# Python CCD Data Reduction
---

### Names: [Enter your names here]


This notebook walks through the basics of CCD data reduction within python. More detailed instructions (involving more powerful pieces of software) can be found in the CCD Data Reduction Guide written by Matt Craig and Lauren Chambers [https://mwcraig.github.io/ccd-as-book/00-00-Preface](https://mwcraig.github.io/ccd-as-book/00-00-Preface), which itself is based on the [IRAF CCD reduction](http://ircamera.as.arizona.edu/Astr_518/irafguid.pdf) and [stellar photometry](https://www.mn.uio.no/astro/english/services/it/help/visualization/iraf/daophot2.pdf) guides by Phil Massey. 

---
####  Previous Code
This section is a quick recap of the code that you have seen in the previous two labs.

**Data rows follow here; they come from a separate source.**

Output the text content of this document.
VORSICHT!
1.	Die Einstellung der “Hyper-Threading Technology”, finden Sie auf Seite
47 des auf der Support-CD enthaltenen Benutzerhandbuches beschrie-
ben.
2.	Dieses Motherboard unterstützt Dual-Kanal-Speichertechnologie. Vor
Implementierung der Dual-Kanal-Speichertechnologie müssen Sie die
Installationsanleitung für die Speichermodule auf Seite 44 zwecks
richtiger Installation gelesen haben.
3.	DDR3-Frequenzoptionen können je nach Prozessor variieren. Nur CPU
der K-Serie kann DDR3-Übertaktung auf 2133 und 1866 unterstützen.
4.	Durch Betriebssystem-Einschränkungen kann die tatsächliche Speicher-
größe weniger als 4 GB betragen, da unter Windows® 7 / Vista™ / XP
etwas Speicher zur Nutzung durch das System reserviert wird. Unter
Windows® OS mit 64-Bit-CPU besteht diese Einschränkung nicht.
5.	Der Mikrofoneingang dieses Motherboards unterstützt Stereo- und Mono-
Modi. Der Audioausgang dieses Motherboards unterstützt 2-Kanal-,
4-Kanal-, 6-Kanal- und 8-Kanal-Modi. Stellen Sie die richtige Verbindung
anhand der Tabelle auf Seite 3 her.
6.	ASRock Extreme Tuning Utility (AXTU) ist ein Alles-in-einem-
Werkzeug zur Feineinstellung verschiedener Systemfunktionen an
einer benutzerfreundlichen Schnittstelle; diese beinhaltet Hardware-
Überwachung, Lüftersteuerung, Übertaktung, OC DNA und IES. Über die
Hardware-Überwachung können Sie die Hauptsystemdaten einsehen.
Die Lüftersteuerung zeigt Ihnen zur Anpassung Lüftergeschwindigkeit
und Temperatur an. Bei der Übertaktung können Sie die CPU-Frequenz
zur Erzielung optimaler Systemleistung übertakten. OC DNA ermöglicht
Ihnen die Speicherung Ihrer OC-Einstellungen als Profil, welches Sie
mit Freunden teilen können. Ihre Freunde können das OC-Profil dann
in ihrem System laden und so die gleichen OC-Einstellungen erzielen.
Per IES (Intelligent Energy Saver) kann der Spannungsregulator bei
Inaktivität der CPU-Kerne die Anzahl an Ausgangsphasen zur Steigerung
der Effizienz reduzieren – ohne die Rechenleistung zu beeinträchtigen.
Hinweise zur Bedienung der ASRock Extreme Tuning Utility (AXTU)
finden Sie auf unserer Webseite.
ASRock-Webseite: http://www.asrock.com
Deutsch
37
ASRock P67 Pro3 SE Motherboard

*Load in an external package*

`import numpy as np`

*Define a function with one required input and one optional input (the optional input has a default value)*

`
def myfunc(variable1, variable2='Something'):
    return variable1
`

*Square root*

`np.sqrt(3.5)`

*Cosine*

`np.cos(1.2)`

*Convert from degrees to radians*

`np.radians(70)`

*Read in data from a file into an array:*

*Read in everything as a float*

`data = np.loadtxt('myfile.txt')`

*Read in everything as a string*

`data = np.loadtxt('myfile.txt',dtype=str)`

*Read in everything as a string, and skip the first row*

`data = np.loadtxt('myfile.txt',dtype=str,skiprows=1)`

*Read in everything as a string, skip the first row, and skip rows that start with ':'*

`data = np.loadtxt('myfile.txt',dtype=str,skirows=1,comments=':')`

*Read in everything as a string, skip the first row, skip rows that start with ':', and the columns are separated by commas*

`data = np.loadtxt('myfile.txt',dtype=str,skiprows=1,comments=':',delimiter=',')`


*Convert from string to a float*

`x = float(mystring)`

*For loop:*

`
for i in range(10):
    print(i)
`

*For loop, over elements in a list*

`
for element in mylist:
    print(element)
`

*If statement*

`
if x>5:
    print(x)
`

*Access a certain column/row in a two-dimensional array*

`
fifth_column = data[:,4]
third_row = data[2,:]
entry1 = data[1,3] #value from the 2nd row and the fourth column
`

*Slicing through an array*

`slice = myarray[2:5] # selects elements at position 2, 3, and 4 from a one dimensional array`

*Create an empty list*

`mylist = []`

*Append items to a list*

`mylist.append(newvalue)`

*Return the length of a list*

`len(mylist)`

*Take the average of a list (assuming they are floats) or an array*

`np.mean(mylist)`


*Plot data points* 

`
import matplotlib.pyplot as plt
plt.plot(x,y,marker='o',color='k',linestyle='')
`

*Add a label to the X-axis*

`plt.xlabel('My X-axis')`

*Add a label to the Y-axis*

`plt.ylabel('My Y-axis')`

*Add a title*

`plt.title('My Title)'`

*Add a vertical line*

`plt.axvline(vertical_value)`

*Add a horizontal line*

`plt.axhline(horizontal_value)`


#### New Code:

This lab will introduce a number of different pieces of code, including code that can:

- *Open a fits file*
- *Get info on the fits file*
- *Read the data from a fits file into a variable*
- *Read the header from a fits file into a variable*
- *Access elements of the header*
- *Output the shape of a numpy array*
- *Display an image using the show_image function*
- *Plot a histogram*
- *`plt.xlim(value1,value2)`*
- *Close a fits file*
- *`np.zeros((dimension1,dimension2))`*
- `enumerate(mylist)`
- *Take the median along one dimension of a multi-dimensional array*
- *Just read in the header*
- *Add a new element to the header*
- *Create a new fits file*
- *Write out a fits file*

---

### Reducing CCD Data

Any data taken at an observatory must go through a number of steps before it can be used for scientific analysis. This includes correcting for the bias level, the dark current, and inhomogeneities in the sensitivity across the detector. These contributions can be accounted for with the use of bias frames, dark frames, and flat field images. *Bias frames* are images with an exposure time of zero, and represent the number of counts that each pixel starts with  before any contribution from the sky, or other sources of electrons. *Dark frames* represent the contribution from the thermal electrons; they are matched to the exposure time of the science image since the thermal signal increases with time. *Flat field frames* are images of a uniformly illuminated object. Any differences in the recorded signal between different pixels in a flat field image are most likely due to differences in the response rate of different pixels. 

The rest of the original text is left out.